SEC Chair Jay Clayton announced earlier this week that the SEC will be holding a roundtable to discuss the proxy process, date TBD. Potential topics include the voting process, retail shareholder participation, shareholder proposals, proxy advisory firms and technology and innovation.  In 2010, the SEC issued a concept release soliciting public comment on whether the SEC should propose revisions to its proxy rules to address the infrastructure supporting the proxy system, so-called “proxy plumbing.”  Back then, the SEC had decided that it was time to do some maintenance on the creaky old plumbing system.   However, as then Commissioner Elisse Walter, quoting Kurt Vonnegut, commented at the 2010 open meeting to vote on the concept release: “It’s a flaw in the human character that everyone wants to build, but nobody wants to do maintenance.” That statement was more prophetic than she probably anticipated when she made it: nothing came of the concept release.  Whether more results from this current effort remains to be seen. 

In his statement, Clayton observed that the proxy process is a fundamental component of shareholder engagement, which is, itself, a “hallmark of our public capital markets.”  Since the 2010 concept release, the level of reported  shareholder engagement has increased from 6% of the S&P 500 to 72% in 2017.  In addition, he maintained, the “SEC’s rules governing the proxy process are at the center of investor participation in, and influence over, corporate governance at U.S. public companies.” In light of the many changes to the “markets, technology and how companies operate,” the time had come for the SEC to “review whether our existing rules are achieving their objectives effectively.”

While no agenda has yet been set, Clayton asked the staff to consider the following topics, some of which may make you think this is Groundhog Day: 

Voting Process: Does addressing problems associated with over-voting and under-voting sound familiar?

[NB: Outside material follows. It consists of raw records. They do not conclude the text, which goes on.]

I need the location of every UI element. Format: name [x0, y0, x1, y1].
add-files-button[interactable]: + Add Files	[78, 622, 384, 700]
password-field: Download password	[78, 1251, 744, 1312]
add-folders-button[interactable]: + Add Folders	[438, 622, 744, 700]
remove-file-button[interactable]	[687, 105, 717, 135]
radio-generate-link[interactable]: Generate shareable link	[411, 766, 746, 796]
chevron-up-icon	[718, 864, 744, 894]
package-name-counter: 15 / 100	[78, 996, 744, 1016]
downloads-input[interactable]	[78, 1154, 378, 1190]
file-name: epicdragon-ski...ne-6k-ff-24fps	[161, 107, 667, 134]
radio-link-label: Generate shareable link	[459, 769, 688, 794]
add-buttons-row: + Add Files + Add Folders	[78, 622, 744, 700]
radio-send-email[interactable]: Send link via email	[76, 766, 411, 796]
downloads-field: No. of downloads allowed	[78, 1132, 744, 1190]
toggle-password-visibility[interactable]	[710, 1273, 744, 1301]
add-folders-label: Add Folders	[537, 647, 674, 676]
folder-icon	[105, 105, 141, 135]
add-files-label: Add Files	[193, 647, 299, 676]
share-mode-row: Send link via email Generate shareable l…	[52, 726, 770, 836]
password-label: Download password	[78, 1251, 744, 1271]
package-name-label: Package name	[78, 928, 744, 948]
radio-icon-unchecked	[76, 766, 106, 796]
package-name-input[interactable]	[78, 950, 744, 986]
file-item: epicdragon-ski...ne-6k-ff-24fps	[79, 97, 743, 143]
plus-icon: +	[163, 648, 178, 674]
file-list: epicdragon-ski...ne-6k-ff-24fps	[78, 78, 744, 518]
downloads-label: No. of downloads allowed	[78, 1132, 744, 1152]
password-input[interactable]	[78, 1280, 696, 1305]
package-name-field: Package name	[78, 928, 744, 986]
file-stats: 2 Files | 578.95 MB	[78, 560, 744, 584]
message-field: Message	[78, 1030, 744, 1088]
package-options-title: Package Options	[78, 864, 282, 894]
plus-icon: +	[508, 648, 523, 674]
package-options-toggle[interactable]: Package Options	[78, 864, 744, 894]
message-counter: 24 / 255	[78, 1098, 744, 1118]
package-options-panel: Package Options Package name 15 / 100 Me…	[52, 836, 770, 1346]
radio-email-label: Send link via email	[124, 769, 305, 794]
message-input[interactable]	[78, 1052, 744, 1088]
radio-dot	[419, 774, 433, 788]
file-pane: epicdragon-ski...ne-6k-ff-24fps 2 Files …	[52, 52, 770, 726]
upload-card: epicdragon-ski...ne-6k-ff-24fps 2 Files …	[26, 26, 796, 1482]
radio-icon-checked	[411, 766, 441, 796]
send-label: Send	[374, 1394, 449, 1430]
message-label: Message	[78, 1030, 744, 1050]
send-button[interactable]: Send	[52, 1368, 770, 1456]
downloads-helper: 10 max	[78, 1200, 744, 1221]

How about “empty voting” (when the voting rights are held separately from the economic interest)? Other issues on the list to be considered are problems in confirming whether shares are voted in accordance with instructions (especially given the number of participants in the process), and costs and challenges associated with distributing proxy materials and communicating with shareholders, particularly street name holders, whether NOBOs or OBOs.

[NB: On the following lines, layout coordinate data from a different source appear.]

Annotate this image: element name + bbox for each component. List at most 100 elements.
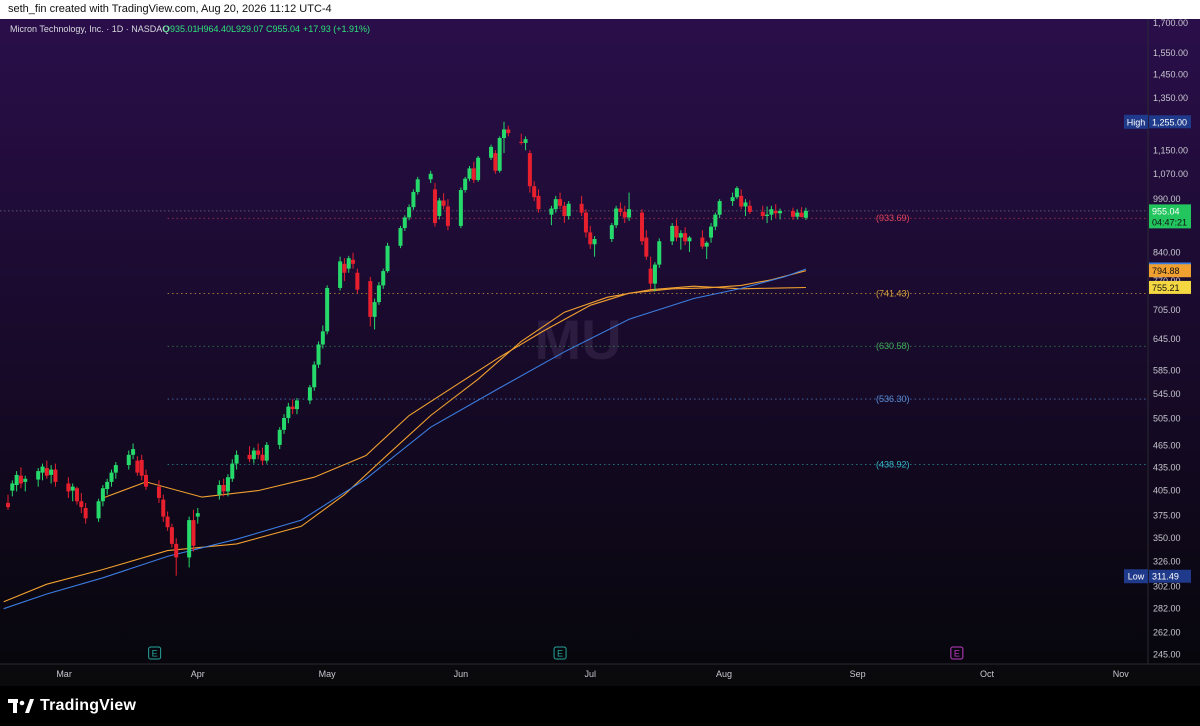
candle-body — [734, 188, 739, 198]
candle-body — [286, 406, 291, 419]
candle-body — [161, 499, 166, 517]
candle-body — [23, 478, 28, 482]
footer-bar: TradingView — [0, 686, 1200, 726]
candle-body — [165, 516, 170, 528]
candle-body — [14, 474, 19, 486]
candle-body — [40, 466, 45, 473]
candle-body — [670, 225, 675, 242]
chart-window: seth_fin created with TradingView.com, A… — [0, 0, 1200, 726]
candle-body — [471, 168, 476, 180]
candle-body — [44, 468, 49, 476]
price-tick-label: 545.00 — [1153, 389, 1181, 399]
time-tick-label: Oct — [980, 669, 995, 679]
candle-body — [381, 271, 386, 286]
price-axis-label: 794.88 — [1149, 264, 1191, 278]
tradingview-logo[interactable]: TradingView — [8, 694, 136, 718]
level-label: (741.43) — [876, 288, 910, 298]
candle-body — [100, 488, 105, 502]
price-tick-label: 585.00 — [1153, 366, 1181, 376]
candle-body — [648, 268, 653, 284]
candle-body — [730, 197, 735, 202]
candle-body — [437, 200, 442, 217]
candle-body — [247, 454, 252, 460]
candle-body — [627, 209, 632, 218]
price-chart[interactable]: MU (933.69)(741.43)(630.58)(536.30)(438.… — [0, 19, 1200, 686]
candle-body — [640, 212, 645, 242]
candle-body — [187, 520, 192, 558]
price-axis-label: High 1,255.00 — [1124, 114, 1191, 129]
candle-body — [351, 259, 356, 264]
time-axis[interactable]: Mar Apr May Jun Jul Aug Sep Oct Nov — [0, 663, 1200, 686]
level-label: (438.92) — [876, 459, 910, 469]
candle-body — [113, 465, 118, 473]
candle-body — [70, 486, 75, 491]
candle-body — [169, 527, 174, 544]
candle-body — [174, 543, 179, 558]
candle-body — [372, 302, 377, 317]
candle-body — [277, 429, 282, 445]
candle-body — [652, 264, 657, 284]
candle-body — [618, 208, 623, 212]
candle — [614, 205, 619, 229]
time-tick-label: Apr — [191, 669, 205, 679]
candle-body — [790, 210, 795, 217]
candle-body — [191, 520, 196, 546]
candle-body — [230, 463, 235, 479]
price-tick-label: 840.00 — [1153, 248, 1181, 258]
candle-body — [307, 387, 312, 401]
candle-body — [320, 331, 325, 345]
candle-body — [476, 157, 481, 180]
candle-body — [126, 454, 131, 466]
candle-body — [644, 237, 649, 257]
price-tick-label: 1,150.00 — [1153, 145, 1188, 155]
candle-body — [49, 469, 54, 475]
candle-body — [6, 502, 10, 508]
legend-high: H964.40 — [197, 24, 231, 34]
candle — [376, 281, 381, 305]
candle-body — [445, 206, 450, 226]
candle-body — [687, 237, 692, 242]
candle-body — [264, 444, 269, 461]
candle-body — [411, 191, 416, 208]
candle-body — [256, 450, 261, 455]
price-label-tag-text: Low — [1128, 572, 1145, 582]
candle-body — [342, 263, 347, 273]
candle-body — [463, 178, 468, 191]
candle-body — [549, 208, 554, 215]
candle — [312, 361, 317, 391]
price-tick-label: 1,070.00 — [1153, 169, 1188, 179]
price-tick-label: 282.00 — [1153, 604, 1181, 614]
price-tick-label: 245.00 — [1153, 650, 1181, 660]
candle-body — [10, 483, 15, 491]
earnings-marker-label: E — [954, 649, 960, 659]
candle-body — [579, 203, 584, 213]
price-axis-label: Low 311.49 — [1124, 569, 1191, 584]
legend-close: C955.04 — [266, 24, 300, 34]
candle-body — [778, 210, 783, 214]
candle-body — [376, 285, 381, 303]
candle-body — [700, 237, 705, 247]
price-axis-label: 755.21 — [1149, 280, 1191, 294]
price-tick-label: 302.00 — [1153, 581, 1181, 591]
candle-body — [622, 211, 627, 218]
price-label-tag-text: High — [1127, 117, 1146, 127]
candle-body — [96, 501, 101, 519]
level-label: (536.30) — [876, 394, 910, 404]
candle-body — [803, 210, 808, 218]
time-tick-label: Jun — [454, 669, 469, 679]
earnings-marker-label: E — [152, 649, 158, 659]
candle-body — [325, 287, 330, 332]
candle-body — [131, 449, 136, 455]
brand-name: TradingView — [40, 697, 137, 714]
time-tick-label: Aug — [716, 669, 732, 679]
candle-body — [709, 226, 714, 238]
candle — [415, 176, 420, 195]
candle-body — [558, 199, 563, 206]
candle-body — [566, 203, 571, 217]
candle-body — [75, 488, 80, 502]
candle-body — [225, 477, 230, 492]
candle-body — [489, 146, 494, 158]
time-axis-background — [0, 664, 1200, 686]
candle-body — [773, 210, 778, 214]
candle — [316, 341, 321, 368]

Retail Shareholder Participation:  What accounts for the huge spread between the participation rate of retail voters compared with institutional voters? For the 2017 proxy season, retail shareholders voted approximately 29% of their shares, while institutional investors voted approximately 91% of their shares.  To what extent is the low level of retail participation a problem that should be addressed? Are there rules that inappropriately inhibit retail participation? Would better communication and coordination among proxy participants, increased use of technology, rule changes or investor education increase participation? How should individuals who invest through mutual funds or pension funds be able to participate in the governance of their public company investments?

Shareholder Proposals:  In his statement, Clayton emphasized the need for balance in the shareholder proposal process: while shareholders “may benefit from the engagement and potential for enhanced performance brought about by consideration of a shareholder proposal,” the shareholders are also the ones that ultimately bear the costs associated with inclusion of a shareholder proposal in the company’s proxy statement. Clayton notes in particular that only a small group of shareholders submits a “significant percentage” of the proposals submitted.

Questions for consideration include whether the current minimum shareholder ownership thresholds for submission as well as the thresholds for resubmission are appropriate? Are there  tests, other than the amount and duration of share ownership, that would be appropriate? Do the proposal and engagement processes properly take into account the “voices of long-term retail investors”?

Proxy Advisory Firms: Do investment advisers and others rely excessively on proxy advisory firms for information aggregation and voting recommendations?  Are issuers allowed a fair shot at raising concerns about recommendations, especially about errors and incomplete or outdated information on which a recommendation is based? Are proxy advisory firm’s voting policies and procedures sufficiently transparent? Would comparisons of recommendations across similarly situated companies have value?  Are any conflicts of interest (e.g., consulting services) adequately disclosed and mitigated? Should proxy advisory firms be regulated? Should prior staff guidance about investment advisers’ responsibilities in voting client proxies and retaining proxy advisory firms be modified?

Technology and Innovation: Are there ways that technology, such as blockchain, can be used to make the proxy process more efficient and effective for participants or to streamline or create more accountability in the process?

Other Commission Action: Under this caption, the idea of universal proxy cards has once again reared its head. A universal proxy is a proxy card that, when used in a contested election, includes a complete list of board candidates, thus allowing shareholders to vote for their preferred combination of dissident and management nominees using a single proxy card. Clayton observed that, under the existing rules, nominees must consent to including their names on a proxy card, with the result that, in an election contest, a dissident may not include the other party’s nominees unless it receives consent, which, he noted, rarely occurs. You might recall that, in 2016, the SEC proposed amendments to the proxy rules mandating the use of universal proxy cards in contested elections, but no action was ever taken. Clayton seems to be suggesting that universal proxy cards be a topic of discussion at the roundtable.  (See this PubCo post.)